Ocorre que o próprio relator, em outro trecho da decisão, se manifesta no sentido que “a destinação da mercadoria importada como matéria-prima para a produção de defensivos agrícolas é elemento definidor da fixação do sujeito ativo da obrigação tributaria. Isto porque o negócio jurídico em tela tem como vetor a industrialização, por sua vez levada a efeito na territorialidade da parte Recorrida, o Estado de Minas Gerais”. Ora, se trata da utilização do critério de destinação dada ao produto para fixação do sujeito ativo do ICMS-Importação, que deixou de constar na ementa do julgado e não foi devidamente explanado no acórdão – o que é passível de saneamento mediante a oposição de Embargos de Declaração, que foram opostos por ambas as partes e estão pendentes de julgamento.

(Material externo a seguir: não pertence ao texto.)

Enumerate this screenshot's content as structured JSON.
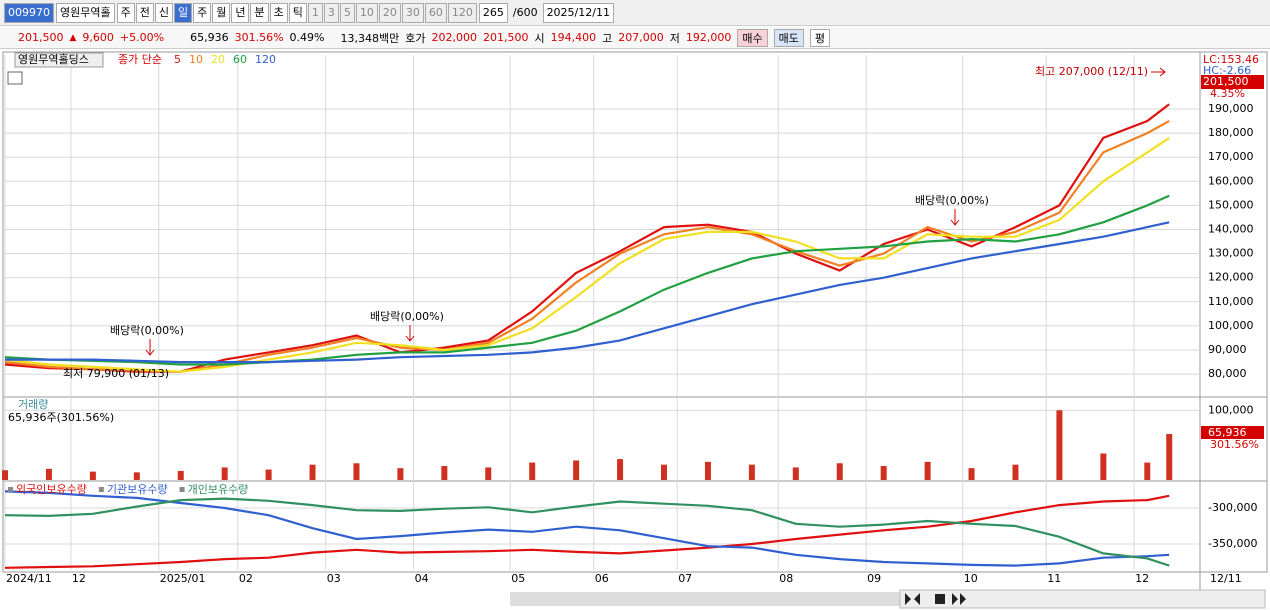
{
  "toolbar": {
    "code": "009970",
    "name": "영원무역홀",
    "items": [
      "주",
      "전",
      "신",
      "일",
      "주",
      "월",
      "년",
      "분",
      "초",
      "틱",
      "1",
      "3",
      "5",
      "10",
      "20",
      "30",
      "60",
      "120"
    ],
    "count": "265",
    "total": "/600",
    "date": "2025/12/11"
  },
  "quote": {
    "price": "201,500",
    "change": "9,600",
    "rate": "+5.00%",
    "volume": "65,936",
    "volume_rate": "301.56%",
    "turnover": "0.49%",
    "amount": "13,348백만",
    "bid_label": "호가",
    "bid": "202,000",
    "ask": "201,500",
    "open_label": "시",
    "open": "194,400",
    "high_label": "고",
    "high": "207,000",
    "low_label": "저",
    "low": "192,000",
    "buy": "매수",
    "sell": "매도",
    "eval": "평"
  },
  "chart_data": [
    {
      "type": "line",
      "title": "영원무역홀딩스",
      "legend_prefix": "종가 단순",
      "x": [
        0,
        10,
        20,
        30,
        40,
        50,
        60,
        70,
        80,
        90,
        100,
        110,
        120,
        130,
        140,
        150,
        160,
        170,
        180,
        190,
        200,
        210,
        220,
        230,
        240,
        250,
        260,
        265
      ],
      "xlim": [
        0,
        272
      ],
      "ylim": [
        70500,
        212400
      ],
      "yticks": [
        {
          "value": 80000,
          "label": "80,000"
        },
        {
          "value": 90000,
          "label": "90,000"
        },
        {
          "value": 100000,
          "label": "100,000"
        },
        {
          "value": 110000,
          "label": "110,000"
        },
        {
          "value": 120000,
          "label": "120,000"
        },
        {
          "value": 130000,
          "label": "130,000"
        },
        {
          "value": 140000,
          "label": "140,000"
        },
        {
          "value": 150000,
          "label": "150,000"
        },
        {
          "value": 160000,
          "label": "160,000"
        },
        {
          "value": 170000,
          "label": "170,000"
        },
        {
          "value": 180000,
          "label": "180,000"
        },
        {
          "value": 190000,
          "label": "190,000"
        }
      ],
      "series": [
        {
          "name": "5",
          "color": "#e01010",
          "values": [
            84000,
            82500,
            82000,
            81000,
            81000,
            86000,
            89000,
            92000,
            96000,
            89000,
            91000,
            94000,
            106000,
            122000,
            131000,
            141000,
            142000,
            139000,
            130000,
            123000,
            134000,
            140000,
            133000,
            141000,
            150000,
            178000,
            185000,
            192000
          ]
        },
        {
          "name": "10",
          "color": "#f08020",
          "values": [
            85000,
            83000,
            82000,
            81500,
            81000,
            84000,
            88000,
            91000,
            95000,
            91000,
            90000,
            93000,
            103000,
            118000,
            130000,
            138000,
            141000,
            138000,
            131000,
            125000,
            130000,
            141000,
            135000,
            139000,
            147000,
            172000,
            180000,
            185000
          ]
        },
        {
          "name": "20",
          "color": "#f0e020",
          "values": [
            86000,
            84000,
            83000,
            82000,
            81000,
            83000,
            86000,
            89000,
            93000,
            92000,
            90000,
            92000,
            99000,
            112000,
            126000,
            136000,
            139000,
            139000,
            135000,
            128000,
            128000,
            138000,
            137000,
            137000,
            144000,
            160000,
            172000,
            178000
          ]
        },
        {
          "name": "60",
          "color": "#20a040",
          "values": [
            87000,
            86000,
            85500,
            85000,
            84000,
            84000,
            85000,
            86000,
            88000,
            89000,
            89000,
            91000,
            93000,
            98000,
            106000,
            115000,
            122000,
            128000,
            131000,
            132000,
            133000,
            135000,
            136000,
            135000,
            138000,
            143000,
            150000,
            154000
          ]
        },
        {
          "name": "120",
          "color": "#3060d0",
          "values": [
            86000,
            86000,
            86000,
            85500,
            85000,
            85000,
            85000,
            85500,
            86000,
            87000,
            87500,
            88000,
            89000,
            91000,
            94000,
            99000,
            104000,
            109000,
            113000,
            117000,
            120000,
            124000,
            128000,
            131000,
            134000,
            137000,
            141000,
            143000
          ]
        }
      ],
      "annotations": [
        "배당락(0,00%)",
        "배당락(0,00%)",
        "배당락(0,00%)",
        "최고 207,000 (12/11)",
        "최저 79,900 (01/13)"
      ],
      "side_labels": [
        "LC:153.46",
        "HC:-2.66",
        "201,500",
        "4.35%"
      ]
    },
    {
      "type": "bar",
      "title": "거래량",
      "subtitle": "65,936주(301.56%)",
      "color": "#d03020",
      "x": [
        0,
        10,
        20,
        30,
        40,
        50,
        60,
        70,
        80,
        90,
        100,
        110,
        120,
        130,
        140,
        150,
        160,
        170,
        180,
        190,
        200,
        210,
        220,
        230,
        240,
        250,
        260,
        265
      ],
      "values": [
        14000,
        16000,
        12000,
        11000,
        13000,
        18000,
        15000,
        22000,
        24000,
        17000,
        20000,
        18000,
        25000,
        28000,
        30000,
        22000,
        26000,
        22000,
        18000,
        24000,
        20000,
        26000,
        17000,
        22000,
        100000,
        38000,
        25000,
        65936
      ],
      "xlim": [
        0,
        272
      ],
      "ylim": [
        0,
        119000
      ],
      "yticks": [
        {
          "value": 100000,
          "label": "100,000"
        }
      ],
      "current_label": "65,936",
      "current_rate": "301.56%"
    },
    {
      "type": "line",
      "x": [
        0,
        10,
        20,
        30,
        40,
        50,
        60,
        70,
        80,
        90,
        100,
        110,
        120,
        130,
        140,
        150,
        160,
        170,
        180,
        190,
        200,
        210,
        220,
        230,
        240,
        250,
        260,
        265
      ],
      "xlim": [
        0,
        272
      ],
      "ylim": [
        -386100,
        -263900
      ],
      "yticks": [
        {
          "value": -300000,
          "label": "-300,000"
        },
        {
          "value": -350000,
          "label": "-350,000"
        }
      ],
      "xticks": [
        {
          "value": 0,
          "label": "2024/11"
        },
        {
          "value": 15,
          "label": "12"
        },
        {
          "value": 35,
          "label": "2025/01"
        },
        {
          "value": 53,
          "label": "02"
        },
        {
          "value": 73,
          "label": "03"
        },
        {
          "value": 93,
          "label": "04"
        },
        {
          "value": 115,
          "label": "05"
        },
        {
          "value": 134,
          "label": "06"
        },
        {
          "value": 153,
          "label": "07"
        },
        {
          "value": 176,
          "label": "08"
        },
        {
          "value": 196,
          "label": "09"
        },
        {
          "value": 218,
          "label": "10"
        },
        {
          "value": 237,
          "label": "11"
        },
        {
          "value": 257,
          "label": "12"
        }
      ],
      "x_end_label": "12/11",
      "series": [
        {
          "name": "외국인보유수량",
          "color": "#e01010",
          "values": [
            -383000,
            -382000,
            -381000,
            -378000,
            -375000,
            -371000,
            -369000,
            -362000,
            -358000,
            -362000,
            -361000,
            -360000,
            -358000,
            -361000,
            -363000,
            -359000,
            -355000,
            -350000,
            -343000,
            -337000,
            -331000,
            -326000,
            -318000,
            -306000,
            -296000,
            -291000,
            -289000,
            -283000
          ]
        },
        {
          "name": "기관보유수량",
          "color": "#3060d0",
          "values": [
            -277000,
            -279000,
            -283000,
            -286000,
            -293000,
            -300000,
            -310000,
            -328000,
            -343000,
            -339000,
            -334000,
            -330000,
            -333000,
            -326000,
            -331000,
            -342000,
            -353000,
            -355000,
            -365000,
            -371000,
            -375000,
            -377000,
            -379000,
            -380000,
            -377000,
            -369000,
            -367000,
            -365000
          ]
        },
        {
          "name": "개인보유수량",
          "color": "#309060",
          "values": [
            -310000,
            -311000,
            -308000,
            -298000,
            -289000,
            -287000,
            -290000,
            -296000,
            -303000,
            -304000,
            -301000,
            -299000,
            -306000,
            -298000,
            -291000,
            -294000,
            -297000,
            -303000,
            -322000,
            -326000,
            -323000,
            -318000,
            -322000,
            -325000,
            -340000,
            -363000,
            -370000,
            -380000
          ]
        }
      ]
    }
  ]
}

Levando em conta o entendimento do órgão, podemos concluir que na importação por conta e ordem de terceiros, o ICMS deve ser recolhido para o estado onde está localizado o adquirente da mercadoria, independentemente do estado onde foi localizado o desembaraço aduaneiro. Vale ressaltar que situação diferente ocorre na importação por encomenda, onde o mesmo tributo deve ser recolhido ao estado onde está localizado o importador e não o encomendante, conforme consta no próprio julgado:

  1. Na importação por conta própria, a destinatária econômica coincide com a jurídica, uma vez que a importadora utiliza a mercadoria em sua cadeia produtiva;
  2. Na importação por conta e ordem de terceiro, a destinatária jurídica é quem dá causa efetiva à operação de importação, ou seja, a parte contratante de prestação de serviço consistente na realização de despacho aduaneiro de mercadoria, em nome próprio, por parte da importadora contratada;
  3. Na importação por conta própria, sob encomenda, a destinatária jurídica é a sociedade empresária importadora (trading company), pois é quem incorre no fato gerador do ICMS com o fito de posterior revenda, ainda que mediante acerto prévio, após o processo de internalização.

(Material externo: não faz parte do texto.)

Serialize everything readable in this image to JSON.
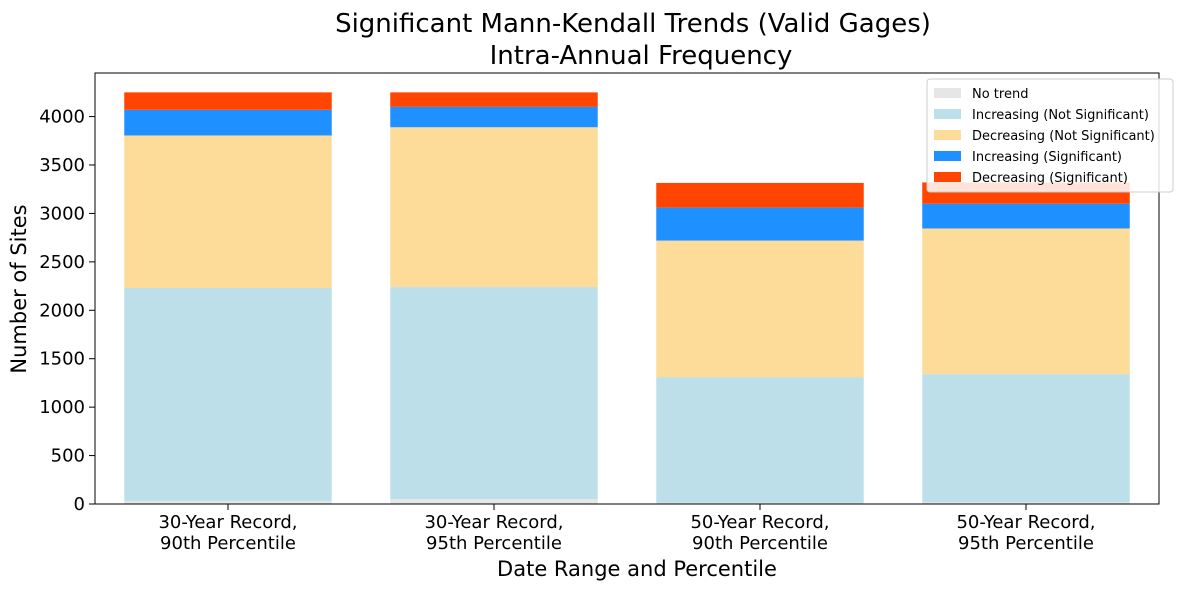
{
  "chart_data": {
    "type": "bar",
    "stacked": true,
    "title": [
      "Significant Mann-Kendall Trends (Valid Gages)",
      "Intra-Annual Frequency"
    ],
    "xlabel": "Date Range and Percentile",
    "ylabel": "Number of Sites",
    "categories": [
      [
        "30-Year Record,",
        "90th Percentile"
      ],
      [
        "30-Year Record,",
        "95th Percentile"
      ],
      [
        "50-Year Record,",
        "90th Percentile"
      ],
      [
        "50-Year Record,",
        "95th Percentile"
      ]
    ],
    "ylim": [
      0,
      4450
    ],
    "yticks": [
      0,
      500,
      1000,
      1500,
      2000,
      2500,
      3000,
      3500,
      4000
    ],
    "grid": false,
    "legend_position": "top-right",
    "series": [
      {
        "name": "No trend",
        "color": "#e6e6e6",
        "values": [
          30,
          50,
          15,
          20
        ]
      },
      {
        "name": "Increasing (Not Significant)",
        "color": "#bcdfea",
        "values": [
          2200,
          2190,
          1295,
          1320
        ]
      },
      {
        "name": "Decreasing (Not Significant)",
        "color": "#fddb98",
        "values": [
          1575,
          1650,
          1410,
          1505
        ]
      },
      {
        "name": "Increasing (Significant)",
        "color": "#1f90ff",
        "values": [
          265,
          210,
          340,
          255
        ]
      },
      {
        "name": "Decreasing (Significant)",
        "color": "#ff4500",
        "values": [
          180,
          150,
          255,
          220
        ]
      }
    ]
  }
}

Frisa-se que embora no julgado seja mencionada a figura da trading company como intermediadora/importadora na importação por encomenda, via de regra não há necessidade de que tal figura na operação seja definida nos moldes do Decreto-Lei 1.248/1972. Ademais, o acórdão, ao detalhar que o destinatário legal (ou jurídico) na importação por conta própria se coincide com o destinatário econômico pois “a importadora utiliza a mercadoria em sua cadeia produtiva”, vale ressaltar que na importação por conta própria os bens podem ter outra destinação diferente da utilização na cadeia jurídica do importador.

Por fim, o STF declarou ainda a inconstitucionalidade do artigo 11, I, “d” da Lei Complementar 87/96, que estabelecia que o local onde ocorreu a entrada física da mercadoria é que deveria ser utilizado para definição do estado ao qual o tributo é devido.

Desta forma, ainda que a decisão do STF não tenha se referido a um caso típico de importação por conta e ordem, temos que foi trazida segurança jurídica para se definir a qual estado o ICMS é devido, vez que foi definido quem é o destinatário jurídico da mercadoria importada.

Ainda que a decisão tenha sido proferida com base na sistemática de repercussão geral e vincule todas as instâncias do Poder Judiciário, que devem seguir este entendimento, o mesmo não ocorre com relação às autoridades fiscais, devendo ser editados atos normativos para regulamentar como a questão será aplicada na prática.

Em que pese o acórdão esteja pendente do julgamento dos Embargos de Declaração, é possível concluir que já há entendimento fixado sobre o tema, cabendo aos importadores e aos adquirentes das mercadorias importadas por conta e ordem a adequação das operações, uma vez que muitas empresas traçaram estratégias logísticas e eventualmente usufruem de benefícios fiscais estaduais que deverão ser reconsiderados.